Apichatpong Bids to Unshackle Thai Cinema


Following last year’s bloodless coup, Thailand’s interim government announced that it would unshackle the media from controls imposed by ousted prime minister Thaksin Shinawatra as part of its stated mission to “restore democracy.” But new instances of censorship have generated controversy this year.

In April, Thailand’s antiquated film censorship laws met concerted opposition after government officials demanded cuts to director Apichatpong Weerasathakul’s latest feature, Syndromes and a Century, or Saeng Satawat. Calling it a matter of “basic human rights and the dignity of human beings under a democratic society,” Apichatpong launched the Free Thai Cinema movement to petition the government to stop trimming or banning films and instead simply rate them for audience age levels, now standard practice in other countries. Protestors also called for the new constitution to list film among the other mass media already guaranteed freedom of expression. Some 6,000 supporters signed the movement’s online petition by mid-July.

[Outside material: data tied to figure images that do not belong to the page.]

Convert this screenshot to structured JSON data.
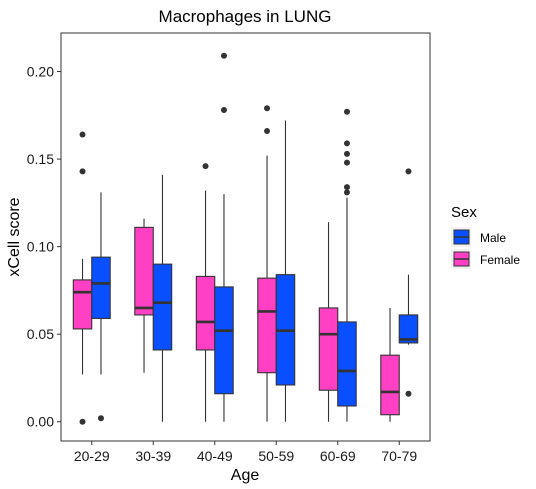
{
  "chart_data": {
    "type": "boxplot",
    "title": "Macrophages in LUNG",
    "xlabel": "Age",
    "ylabel": "xCell score",
    "categories": [
      "20-29",
      "30-39",
      "40-49",
      "50-59",
      "60-69",
      "70-79"
    ],
    "ylim": [
      -0.011,
      0.222
    ],
    "yticks": [
      0.0,
      0.05,
      0.1,
      0.15,
      0.2
    ],
    "ytick_labels": [
      "0.00",
      "0.05",
      "0.10",
      "0.15",
      "0.20"
    ],
    "grid": false,
    "legend": {
      "title": "Sex",
      "position": "right"
    },
    "series": [
      {
        "name": "Female",
        "color": "#FF40C4",
        "boxes": [
          {
            "category": "20-29",
            "min": 0.027,
            "q1": 0.053,
            "median": 0.074,
            "q3": 0.081,
            "max": 0.093,
            "outliers": [
              0.164,
              0.143,
              0.0
            ]
          },
          {
            "category": "30-39",
            "min": 0.028,
            "q1": 0.061,
            "median": 0.065,
            "q3": 0.111,
            "max": 0.116,
            "outliers": []
          },
          {
            "category": "40-49",
            "min": 0.0,
            "q1": 0.041,
            "median": 0.057,
            "q3": 0.083,
            "max": 0.132,
            "outliers": [
              0.146
            ]
          },
          {
            "category": "50-59",
            "min": 0.0,
            "q1": 0.028,
            "median": 0.063,
            "q3": 0.082,
            "max": 0.152,
            "outliers": [
              0.179,
              0.166
            ]
          },
          {
            "category": "60-69",
            "min": 0.0,
            "q1": 0.018,
            "median": 0.05,
            "q3": 0.065,
            "max": 0.114,
            "outliers": []
          },
          {
            "category": "70-79",
            "min": 0.0,
            "q1": 0.004,
            "median": 0.017,
            "q3": 0.038,
            "max": 0.065,
            "outliers": []
          }
        ]
      },
      {
        "name": "Male",
        "color": "#0A4FFF",
        "boxes": [
          {
            "category": "20-29",
            "min": 0.027,
            "q1": 0.059,
            "median": 0.079,
            "q3": 0.094,
            "max": 0.131,
            "outliers": [
              0.002
            ]
          },
          {
            "category": "30-39",
            "min": 0.0,
            "q1": 0.041,
            "median": 0.068,
            "q3": 0.09,
            "max": 0.141,
            "outliers": []
          },
          {
            "category": "40-49",
            "min": 0.0,
            "q1": 0.016,
            "median": 0.052,
            "q3": 0.077,
            "max": 0.13,
            "outliers": [
              0.209,
              0.178
            ]
          },
          {
            "category": "50-59",
            "min": 0.0,
            "q1": 0.021,
            "median": 0.052,
            "q3": 0.084,
            "max": 0.172,
            "outliers": []
          },
          {
            "category": "60-69",
            "min": 0.0,
            "q1": 0.009,
            "median": 0.029,
            "q3": 0.057,
            "max": 0.128,
            "outliers": [
              0.177,
              0.159,
              0.153,
              0.148,
              0.134,
              0.131
            ]
          },
          {
            "category": "70-79",
            "min": 0.044,
            "q1": 0.045,
            "median": 0.047,
            "q3": 0.061,
            "max": 0.084,
            "outliers": [
              0.143,
              0.016
            ]
          }
        ]
      }
    ]
  }
}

Another bout of protests arose in July when the Thai Film Directors’ Association and Thai Film Foundation contested a newly unveiled film bill that fell short of longstanding demands for the liberalization of existing procedures. Under the Film Act of 1930, a Royal Thai Police Department committee invited representatives from the Culture Ministry, Religious Affairs Department, other agencies and public councils to screen movies and cut objectionable content or ban the movies outright. The new bill approved by the cabinet and forwarded for lawmakers’ approval called for a committee of 23 judges that would be dominated by government—16 bureaucrats and seven appointed “experts”—contrary to protestors’ demands that industry representatives and the public lead the panel. The bill also preserved the committee’s right to censor or prohibit films.

Other recent incidents include the decision by the Bangkok International Film Festival, organized by the Tourism Authority of Thailand, to drop a film at the request of the Iran Embassy: Persepolis, a French-Iranian animated feature about a girl growing up during the Islamic Revolution that screened at the Cannes Film Festival in France this year. And officials blocked the video sharing website YouTube when they found film clips considered in violation of the nation’s lese majeste laws. (The government has also blocked several pro-Thaksin websites, citing concerns over national security.)

Industry efforts to roll back censorship began more than a decade ago, but did not attract such wide support until police targeted Syndromes. Four scenes deemed offensive showed a Thai Buddhist monk playing a guitar, two monks playing with a toy flying saucer, a group of doctors drinking alcohol and a doctor kissing his girlfriend. Apichatpong announced he would withhold his film from release in Thailand rather than let it be censored.